An earlier study conducted by the NGO Ajeevika and their partners (Ajeevika Bureau, 2012) revealed that over 60% of migrant workers were unable to cast their vote in at least one election held during their adult life for the simple reason that they were away from home.
Their electoral exclusion exacerbates the social exclusion of India’s migrant workers. Researchers concur that vulnerability and insecurity mark their lives during their stay in the host destinations. For instance, a study conducted by Professor Ravi Srivastava of Delhi’s Jawaharlal Nehru University (JNU) shows as many as 94% of such migrants have no formal labour contracts, indicating the precarious nature of their lives. The majority of migrant workers live in fenced-in and guarded worksites, with conditions similar to those of labour camps. Many of them live under tarpaulin roofs with poor amenities. They work through day and by night, with little by way of overtime payments.
Let us take the example of Dinesh Rai, whose family cultivates a tiny plot of land in Bihar’s Sitamarhi district, while he ferries passengers on a cycle rickshaw in Delhi. He has been working in Delhi since 2004, beginning as a construction worker, before taking up a job as a headloader, and finally driving cycle rickshaw he rents from an agency.
Rai travels between Bihar and Delhi twice each year, since his family live in the village. In his interview for our project, Rai compared his circumstances in Delhi with that in Bihar. He praised the subsidised foodgrains provisioned to low-income households under the Public Distribution System as saving the lives of millions in villages such as his. Consequently, he laments the absence of such provisions for individuals such as himself while they are on the move in search of dignified employment. Because the BPL card is issued to his household and is valid only during their stay in their village, Rai has no option but to rely on the market to purchase food supplies while he is in Delhi. Clearly, migrant workers’ inability to vote either in their villages of origin or the towns of their destination place them in a peculiarly vulnerable position.
The state in India is not unaware of the social exclusion to which the country’s internal migrants are subjected (Report of the Working Group on Migration — RWGM — 2017). Indeed, the RWGM, commissioned by the Indian government, recognises these exclusions as well and makes recommendations for the social inclusion of migrant workers. While comprehensive and well-intentioned, these recommendations refrain from addressing the electoral exclusion that underpin the social exclusion to which migrants are subjected.

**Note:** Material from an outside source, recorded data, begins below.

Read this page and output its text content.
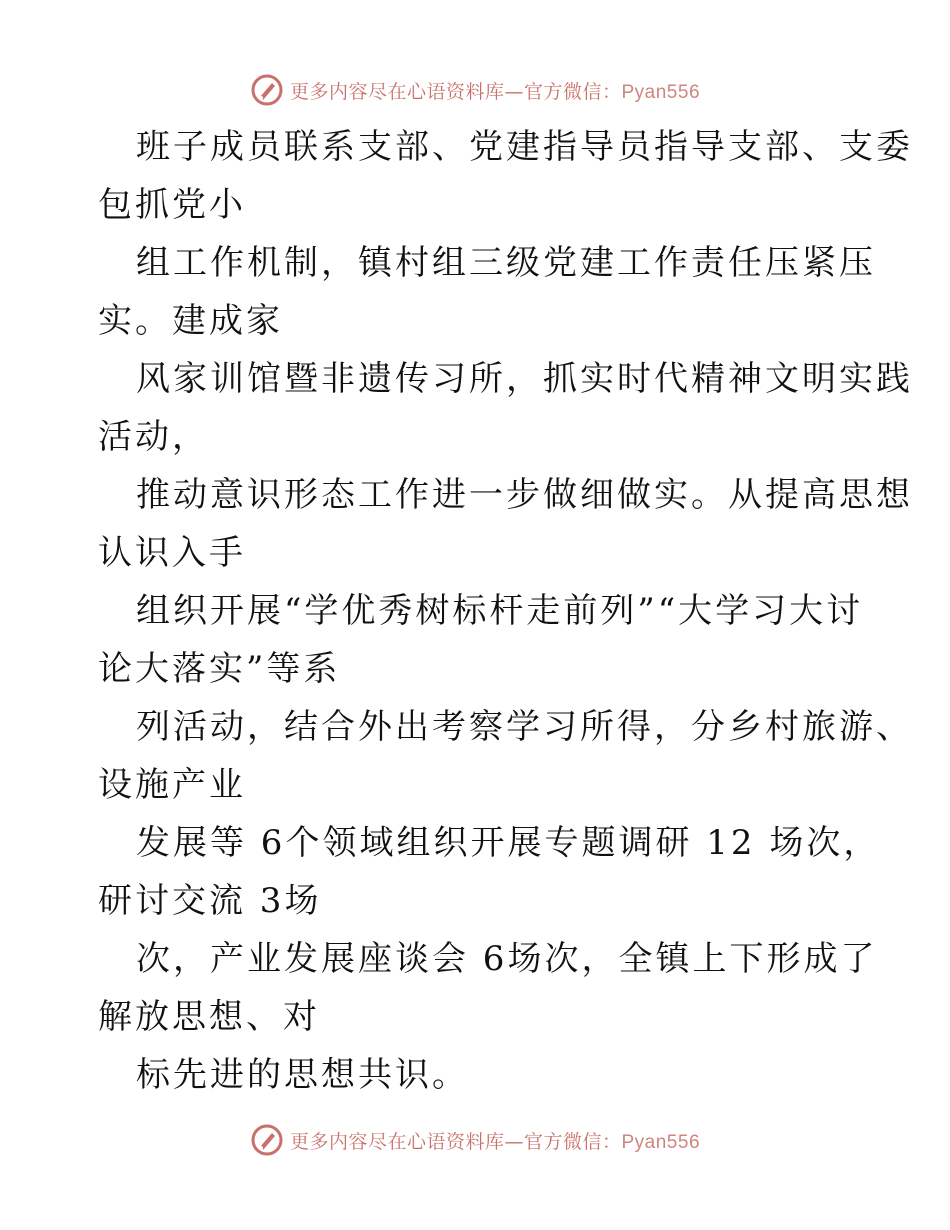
更多内容尽在心语资料库—官方微信：Pyan556

班子成员联系支部、党建指导员指导支部、支委
包抓党小

组工作机制，镇村组三级党建工作责任压紧压
实。建成家

风家训馆暨非遗传习所，抓实时代精神文明实践
活动，

推动意识形态工作进一步做细做实。从提高思想
认识入手

组织开展“学优秀树标杆走前列”“大学习大讨
论大落实”等系

列活动，结合外出考察学习所得，分乡村旅游、
设施产业

发展等 6个领域组织开展专题调研 12 场次，
研讨交流 3场

次，产业发展座谈会 6场次，全镇上下形成了
解放思想、对

标先进的思想共识。

更多内容尽在心语资料库—官方微信：Pyan556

Indians today are more mobile than ever before in our history. Our ideas about citizenship must follow. After all, migrant workers do not only construct buildings, fire bricks, sweep floors, clean trucks, sew clothes and deliver goods. Their movement across the country makes the idea of India a concrete reality for the majority of her poor and impoverished populations. They build India from below. Politicians, the legislatures and institutions such as the Election Commission of India need to take cognisance of their electoral exclusion and ensure that migrant workers can exercise their franchise as citizens, irrespective of their physical location on election day. Their electoral exclusion ill behoves the world’s largest democracy.